About this Event
1669 Euclid Avenue, Boulder, CO 80309
Join us for a Faculty & Graduate Student Research Colloquium, led by Dr. Laura Leibman. This event is part of the Program in Jewish Studies' 2025 Bender Visiting Scholar Program.
Branded as impure, Jewish sex workers and traffickers were banned from burial in Jewish communal cemeteries in New York, Buenos Aires, Rio de Janeiro, São Paulo, Constantinople, and South Africa in the late nineteenth and early twentieth century. In response, Jewish criminal organizations across the Americas created their own burial societies and cemeteries where members could be buried with religious rites and honor. While their cemeteries in Brazil and Argentina have garnered extensive scholarly interest, the cemeteries in New York have gone virtually unstudied. In this colloquium Leibman discusses her fieldwork in the “pimps and prostitutes” cemeteries in Brooklyn and Queens, NY in Summer 2024 through the lens of space, honorifics, and familial connections. She argues that the New York cemeteries of the impure both mirror and refute concerns about death and Jewish purity in the nearby city of the living.

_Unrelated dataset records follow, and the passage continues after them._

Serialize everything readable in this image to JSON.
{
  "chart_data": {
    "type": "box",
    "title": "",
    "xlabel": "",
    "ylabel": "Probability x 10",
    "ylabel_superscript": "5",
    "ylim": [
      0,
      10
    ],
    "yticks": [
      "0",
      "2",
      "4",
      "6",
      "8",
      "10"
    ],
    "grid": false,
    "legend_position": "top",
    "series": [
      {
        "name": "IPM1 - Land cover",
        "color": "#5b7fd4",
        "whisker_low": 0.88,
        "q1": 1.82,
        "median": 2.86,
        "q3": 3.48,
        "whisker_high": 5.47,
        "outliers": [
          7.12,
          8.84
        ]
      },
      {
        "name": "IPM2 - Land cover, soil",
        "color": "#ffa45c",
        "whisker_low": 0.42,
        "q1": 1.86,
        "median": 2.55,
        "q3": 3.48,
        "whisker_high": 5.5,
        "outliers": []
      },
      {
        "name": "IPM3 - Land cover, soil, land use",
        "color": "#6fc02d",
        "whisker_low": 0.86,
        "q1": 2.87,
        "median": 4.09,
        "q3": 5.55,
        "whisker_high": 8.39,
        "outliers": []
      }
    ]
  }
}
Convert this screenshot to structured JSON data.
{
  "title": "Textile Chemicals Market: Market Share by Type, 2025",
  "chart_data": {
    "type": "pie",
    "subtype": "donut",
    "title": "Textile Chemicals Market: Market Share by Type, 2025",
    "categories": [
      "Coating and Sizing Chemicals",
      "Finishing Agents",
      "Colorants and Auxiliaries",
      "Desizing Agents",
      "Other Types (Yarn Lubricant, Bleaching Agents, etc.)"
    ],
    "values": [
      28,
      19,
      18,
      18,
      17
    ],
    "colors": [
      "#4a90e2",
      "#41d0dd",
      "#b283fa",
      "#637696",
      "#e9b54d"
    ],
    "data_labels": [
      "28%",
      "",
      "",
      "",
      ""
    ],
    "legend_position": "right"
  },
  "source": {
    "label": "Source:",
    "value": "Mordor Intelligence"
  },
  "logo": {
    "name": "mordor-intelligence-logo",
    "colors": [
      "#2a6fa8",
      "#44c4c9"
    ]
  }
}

Laura Arnold Leibman is the Leonard J. Milberg '53 Professor in American Jewish Studies. Her work focuses religion and the daily lives of women and children in early America and uses everyday objects to help bring their stories back to life. She is President of the Association for Jewish Studies, and the author of the author of The Art of the Jewish Family: A History of Women in Early New York in Five Objects (Bard Graduate Center, 2020) which won three National Jewish Book Awards. Her earlier book Messianism, Secrecy and Mysticism: A New Interpretation of Early American Jewish Life (2012) won a Jordan Schnitzer Book Award and a National Jewish Book Award. Her most recent monograph, Once We Were Slaves (Oxford UP, 2021) was a finalist for a National Jewish Book Award and the Saul Viener Book Prize, and is about an early multiracial Jewish family who began their lives enslaved in the Caribbean and became some of the wealthiest Jews in New York. She is currently working on a book about Jews and textiles during the long nineteenth century.
Photo Description: Mourning the Dead at Cemitério Israelita de Inhaúma ("Cemitério das Polacas"), Rio de Janiero, Brazil, 1934. Photo courtesy Felipe Parada.